Your dog's paws are difficult-to-heal areas of his body. That's why even less-severe injuries could require a visit to the vet's office. Many paw pad injuries require proper cleaning and bandaging—and some may need more intensive care. Your vet will also tell you how to properly care for the treated injury at home during the time it takes the paw to heal.

An ounce of prevention

To help prevent paw pad injuries, inspect areas where your dog will be playing. Remove all sharp debris and wash away chemical spills. In the summer, try to keep your dog from walking on extremely hot surfaces—grass and earth are almost always cooler and more inviting to walk on under the summer sun. And when taking your dog out for a walk, watch the ground in front of your dog to avoid any dangerous surprises.

*


----------



## DREAMWEAVER1 (May 28, 2013)

Yes I DO understand,my reference was to your omission of the letter "e" in the word care,made for rather funny reading?




David


----------



## siobhanwf (Mar 20, 2009)

DREAMWEAVER1 said:


> Yes I DO understand,my reference was to your omission of the letter "e" in the word care,made for rather funny reading?
> 
> 
> 
> ...


 spelling now corrected  Damn keys are sticking on my keyboard !! I type merrily away and then press send........


----------



## In 2 bikes (Apr 18, 2013)

haven't we had the thread about poor spelling? Quite franklee I thinck it was ova dun !


----------



## Aronsky (Jan 18, 2015)

I hope the Portuguese summer is better than the summer of 2014 we experienced. That year, we drove from Santander down to our beautiful country house in Central Portugal and for the first few days we had roasting-hot weather, blue skies and crisp mountain air. It was so beautiful. But then there were about three endless weeks of really unsettled, rainy and cool weather. 

Villagers said it was the worst summer weather in 15 years! I have a photo of my little village in Central Portugal in July 2014.... rather than looking like the rural hillside oasis it really is, it looks like a little, foggy Welsh mountaintop settlement in the middle of December! That was our first summer in Portugal... what a disappointment.

Fingers crossed for a perfect summer this time round, then......


----------



## DREAMWEAVER1 (May 28, 2013)

Aronsky said:


> I hope the Portuguese summer is better than the summer of 2014 we experienced. That year, we drove from Santander down to our beautiful country house in Central Portugal and for the first few days we had roasting-hot weather, blue skies and crisp mountain air. It was so beautiful. But then there were about three endless weeks of really unsettled, rainy and cool weather.
> 
> Villagers said it was the worst summer weather in 15 years! I have a photo of my little village in Central Portugal in July 2014.... rather than looking like the rural hillside oasis it really is, it looks like a little, foggy Welsh mountaintop settlement in the middle of December!
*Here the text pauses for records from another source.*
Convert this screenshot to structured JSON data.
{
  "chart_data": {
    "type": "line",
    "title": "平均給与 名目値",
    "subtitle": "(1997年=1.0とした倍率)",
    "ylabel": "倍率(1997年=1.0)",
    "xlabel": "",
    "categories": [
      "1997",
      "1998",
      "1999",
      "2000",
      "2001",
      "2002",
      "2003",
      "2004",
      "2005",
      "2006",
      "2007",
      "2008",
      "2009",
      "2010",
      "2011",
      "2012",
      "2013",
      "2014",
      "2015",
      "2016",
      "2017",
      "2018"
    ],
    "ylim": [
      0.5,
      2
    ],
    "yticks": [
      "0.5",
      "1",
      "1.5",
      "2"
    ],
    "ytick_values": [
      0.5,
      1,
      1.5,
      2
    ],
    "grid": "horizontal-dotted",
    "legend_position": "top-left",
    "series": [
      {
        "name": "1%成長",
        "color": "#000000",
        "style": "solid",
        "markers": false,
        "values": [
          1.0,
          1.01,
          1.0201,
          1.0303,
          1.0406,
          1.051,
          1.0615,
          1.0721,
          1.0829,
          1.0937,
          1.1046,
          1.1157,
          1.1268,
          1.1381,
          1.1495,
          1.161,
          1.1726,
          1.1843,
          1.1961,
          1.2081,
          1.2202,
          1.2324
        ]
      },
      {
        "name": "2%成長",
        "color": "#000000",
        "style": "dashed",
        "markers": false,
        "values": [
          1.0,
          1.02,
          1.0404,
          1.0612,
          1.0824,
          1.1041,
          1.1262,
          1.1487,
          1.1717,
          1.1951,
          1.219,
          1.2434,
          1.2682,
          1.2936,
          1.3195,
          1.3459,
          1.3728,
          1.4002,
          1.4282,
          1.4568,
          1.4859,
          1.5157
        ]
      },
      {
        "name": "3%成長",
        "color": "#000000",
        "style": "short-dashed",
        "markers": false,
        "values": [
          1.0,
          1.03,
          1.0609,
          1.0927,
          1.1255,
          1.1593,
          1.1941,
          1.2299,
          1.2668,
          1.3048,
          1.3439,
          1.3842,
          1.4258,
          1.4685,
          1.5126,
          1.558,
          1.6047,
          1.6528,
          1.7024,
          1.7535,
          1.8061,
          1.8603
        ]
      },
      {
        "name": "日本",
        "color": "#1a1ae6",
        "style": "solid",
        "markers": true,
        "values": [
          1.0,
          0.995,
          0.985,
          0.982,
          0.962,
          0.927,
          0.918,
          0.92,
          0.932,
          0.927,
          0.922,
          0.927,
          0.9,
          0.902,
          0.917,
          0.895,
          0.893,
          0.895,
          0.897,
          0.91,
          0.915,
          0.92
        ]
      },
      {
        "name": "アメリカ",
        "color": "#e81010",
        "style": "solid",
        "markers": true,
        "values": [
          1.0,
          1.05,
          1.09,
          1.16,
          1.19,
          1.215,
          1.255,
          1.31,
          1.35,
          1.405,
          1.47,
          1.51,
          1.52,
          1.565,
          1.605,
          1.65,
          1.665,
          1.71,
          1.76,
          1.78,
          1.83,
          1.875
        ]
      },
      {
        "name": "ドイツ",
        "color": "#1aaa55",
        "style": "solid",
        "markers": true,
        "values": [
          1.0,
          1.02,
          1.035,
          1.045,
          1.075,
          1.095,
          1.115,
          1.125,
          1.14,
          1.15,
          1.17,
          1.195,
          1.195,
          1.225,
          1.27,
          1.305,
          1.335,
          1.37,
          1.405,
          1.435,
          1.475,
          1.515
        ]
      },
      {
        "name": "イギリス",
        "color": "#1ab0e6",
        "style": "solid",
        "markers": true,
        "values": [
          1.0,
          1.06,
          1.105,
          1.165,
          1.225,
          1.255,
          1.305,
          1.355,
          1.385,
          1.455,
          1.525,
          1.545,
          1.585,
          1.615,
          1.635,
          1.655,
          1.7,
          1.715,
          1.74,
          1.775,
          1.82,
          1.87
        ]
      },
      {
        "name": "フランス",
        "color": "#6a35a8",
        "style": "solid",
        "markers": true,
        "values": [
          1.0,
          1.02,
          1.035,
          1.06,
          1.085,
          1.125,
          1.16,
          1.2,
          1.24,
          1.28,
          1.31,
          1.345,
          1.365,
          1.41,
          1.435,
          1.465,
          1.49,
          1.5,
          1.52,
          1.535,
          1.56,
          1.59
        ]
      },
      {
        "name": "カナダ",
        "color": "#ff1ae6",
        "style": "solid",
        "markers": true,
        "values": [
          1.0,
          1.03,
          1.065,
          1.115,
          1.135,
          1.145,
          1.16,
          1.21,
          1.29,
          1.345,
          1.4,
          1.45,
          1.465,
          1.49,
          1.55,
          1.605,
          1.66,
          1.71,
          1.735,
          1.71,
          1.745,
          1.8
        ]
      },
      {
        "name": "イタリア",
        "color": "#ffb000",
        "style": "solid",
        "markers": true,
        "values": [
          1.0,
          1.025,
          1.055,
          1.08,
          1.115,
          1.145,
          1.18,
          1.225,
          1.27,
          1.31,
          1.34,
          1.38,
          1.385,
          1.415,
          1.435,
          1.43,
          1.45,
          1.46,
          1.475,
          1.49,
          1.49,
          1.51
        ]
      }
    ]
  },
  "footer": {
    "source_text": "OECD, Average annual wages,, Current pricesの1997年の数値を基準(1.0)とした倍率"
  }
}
That was our first summer in Portugal... what a disappointment.
> 
> Fingers crossed for a perfect summer this time round, then......



Aronsky,

We retired to Central Portugal in October 2013,and what a cold and wet autumn and winter we had too,not expecting the wet/damp,but ha,ho,weather is weather,we are quite high up the mountains,forested village,and to be quite honest,I wouldn't have retired to anywhere else,I feel quite privileged,especially with the present temperatures,long may it last,enjoy!


David


----------